The Country Girl (1954)
“How far should a woman go…to redeem the man she loves?”
The Country Girl (1954)
Director: George Seaton
Cast: Bing Crosby, Grace Kelly, William Holden
Synopsis: A director hires an alcoholic has-been and strikes up a stormy relationship with the actor’s wife, who he believes is the cause of all the man’s problems.
It’s tempting to complain that the vivacious 25-year-old Grace Kelly (Rear Window, The Bridges at Toko-Ri) was far too young to play the wife of 51-year-old Bing Crosby (Holiday Inn, Road to Bali), but the fact that they had an affair during the making of George Seaton’s The Country Girl more or less blows that complaint out of the water. Having said that, Bing wasn’t an alcoholic has-been like Frank Elgin, and Kelly was notorious for bedding her leading men, so their situations were just a tad different to that of Frank and Georgie Elgin.
As its title implies, The Country Girl is about Kelly’s character, but it’s Frank Elgin who sticks in the memory thanks to a riveting performance from Crosby and some keenly-observed writing by George Seaton (who also directs) from a play by Clifford Odets. Elgin was once a big-time singer with a contented wife (Kelly) and chipper young son, Johnnie (Jon Provost). But all that was destroyed in an instant when Elgin gazed lovingly at the plaque of his record company for a photographer instead of holding onto the hand of young Johnnie, who, with nobody to hold him back, ran straight into traffic. Unable to forgive himself for his son’s death, Elgin climbed into the bottle in an attempt to obliterate his guilt. He’s clean now, though, and has just won the lead role in a stage musical directed by Bernie Dodd (William Holden – Sunset Blvd, Network) who, for some poorly-defined reason, insists, over the objections of his backer (Anthony Ross), that Elgin is the only man for the job.

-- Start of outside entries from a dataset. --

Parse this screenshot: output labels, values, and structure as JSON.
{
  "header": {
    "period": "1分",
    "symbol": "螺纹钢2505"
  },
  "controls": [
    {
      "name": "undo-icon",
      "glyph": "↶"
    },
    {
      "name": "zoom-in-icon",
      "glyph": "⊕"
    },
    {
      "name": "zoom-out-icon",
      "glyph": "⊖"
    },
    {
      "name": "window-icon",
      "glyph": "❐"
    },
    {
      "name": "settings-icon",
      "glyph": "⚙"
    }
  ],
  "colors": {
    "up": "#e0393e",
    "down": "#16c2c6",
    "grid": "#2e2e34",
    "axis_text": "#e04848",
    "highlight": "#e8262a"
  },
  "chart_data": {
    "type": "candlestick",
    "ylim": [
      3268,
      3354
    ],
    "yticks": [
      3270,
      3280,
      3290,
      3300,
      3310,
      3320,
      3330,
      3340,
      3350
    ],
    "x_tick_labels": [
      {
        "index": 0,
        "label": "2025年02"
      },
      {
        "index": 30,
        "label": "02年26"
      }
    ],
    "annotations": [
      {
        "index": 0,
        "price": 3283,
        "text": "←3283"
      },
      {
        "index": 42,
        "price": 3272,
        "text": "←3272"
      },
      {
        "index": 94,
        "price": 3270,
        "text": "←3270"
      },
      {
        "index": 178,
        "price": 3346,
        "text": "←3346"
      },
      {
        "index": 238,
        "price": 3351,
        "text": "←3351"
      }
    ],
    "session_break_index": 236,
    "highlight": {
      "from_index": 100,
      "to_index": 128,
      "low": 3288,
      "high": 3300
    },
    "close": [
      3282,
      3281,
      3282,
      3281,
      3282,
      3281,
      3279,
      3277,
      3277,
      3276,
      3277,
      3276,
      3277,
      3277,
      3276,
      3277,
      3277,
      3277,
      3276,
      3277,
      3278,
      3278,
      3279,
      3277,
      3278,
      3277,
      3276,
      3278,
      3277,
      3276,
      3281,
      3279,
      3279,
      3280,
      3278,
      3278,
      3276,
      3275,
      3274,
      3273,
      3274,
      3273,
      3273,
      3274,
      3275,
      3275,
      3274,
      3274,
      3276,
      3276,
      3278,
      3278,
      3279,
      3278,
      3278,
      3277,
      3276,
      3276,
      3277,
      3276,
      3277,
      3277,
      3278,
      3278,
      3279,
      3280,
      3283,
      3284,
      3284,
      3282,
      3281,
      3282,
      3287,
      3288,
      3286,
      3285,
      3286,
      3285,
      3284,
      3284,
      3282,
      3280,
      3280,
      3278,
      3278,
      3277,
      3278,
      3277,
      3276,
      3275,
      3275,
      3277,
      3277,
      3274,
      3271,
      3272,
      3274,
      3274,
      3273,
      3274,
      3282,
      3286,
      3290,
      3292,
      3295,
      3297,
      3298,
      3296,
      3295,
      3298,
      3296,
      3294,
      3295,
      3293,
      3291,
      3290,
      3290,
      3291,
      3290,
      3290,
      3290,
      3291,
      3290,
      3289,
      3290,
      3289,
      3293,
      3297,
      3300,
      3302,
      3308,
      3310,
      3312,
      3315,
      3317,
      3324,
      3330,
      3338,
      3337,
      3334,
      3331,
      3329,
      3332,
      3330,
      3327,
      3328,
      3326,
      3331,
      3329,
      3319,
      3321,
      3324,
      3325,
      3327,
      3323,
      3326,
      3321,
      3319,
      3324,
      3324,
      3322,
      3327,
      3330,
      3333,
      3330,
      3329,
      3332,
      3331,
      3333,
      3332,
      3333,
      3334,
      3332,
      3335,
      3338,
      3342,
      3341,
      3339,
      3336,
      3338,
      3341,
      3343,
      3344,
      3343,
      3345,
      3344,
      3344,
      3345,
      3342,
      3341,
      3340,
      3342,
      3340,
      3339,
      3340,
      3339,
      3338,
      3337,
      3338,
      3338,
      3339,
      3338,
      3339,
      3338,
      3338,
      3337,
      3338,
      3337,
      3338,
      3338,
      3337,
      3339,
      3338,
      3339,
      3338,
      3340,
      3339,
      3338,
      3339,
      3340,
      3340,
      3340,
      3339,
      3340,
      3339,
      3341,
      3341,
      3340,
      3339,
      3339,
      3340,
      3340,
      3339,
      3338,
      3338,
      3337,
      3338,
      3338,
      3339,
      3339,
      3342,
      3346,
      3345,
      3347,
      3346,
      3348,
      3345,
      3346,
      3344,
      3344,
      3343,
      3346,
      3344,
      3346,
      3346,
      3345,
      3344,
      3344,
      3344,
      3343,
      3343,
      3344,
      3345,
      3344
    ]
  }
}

As Elgin’s wife tells Dodd during one of their many confrontations, her husband is a weak man. He’s riddled with insecurity and self-doubt, and the thought of the success of the show hinging on his performance is daunting enough for him to begin chugging on some 22% proof cough medicine. But The Country Girl doesn’t just rely on cause-and-effect for its impact. Some movies would feel that simply telling the audience of a character’s weakness and perhaps having them rub their lips while peering longingly through the window of a saloon would be enough to make their point, but The Country Girl burrows under the skin of Elgin to examine in close detail the character defects that gave rise to his condition. He not just weak, he’s frightened. He wants to be liked, and he’s desperate to please, so he tells people what he thinks they want to hear, and he’s as dependent on his patient but despairing wife as he is on the booze. In fact, he’s so pathetic that it’s difficult to like him at times, and we can understand Georgie’s air of weary resignation. That she doesn’t come to despise him for his weakness ultimately demonstrates the depth of her patience and love for him.
Fooled by Elgin’s elaborate, face-saving lies – which have just enough basis in fact to be plausible – Dodd convinces himself that Georgie is the cause of Elgin’s weakness. He’s the plain-speaking, no-nonsense type with a failed marriage in his past which colours his perspective of Elgin’s relationship with Georgie, and leads to a series of confrontations between them, often with Elgin skulking on the fringes like a frightened child. These moments are powerfully staged and written, and are complicated by an undercurrent of sexual tension between Georgie and Dodd that only slowly becomes apparent to both the audience and the characters. Although Elgin is often centre-stage, it’s this difficult, complicated relationship between Dodd and Georgie which is at the movie’s heart, and which provides a consistently adult examination of the strengths and weaknesses of all three characters. Even the soap-opera developments of the final act, which might have cheapened what has gone before, are handled in a subtle, low-key manner which illustrates the maturity of the characters.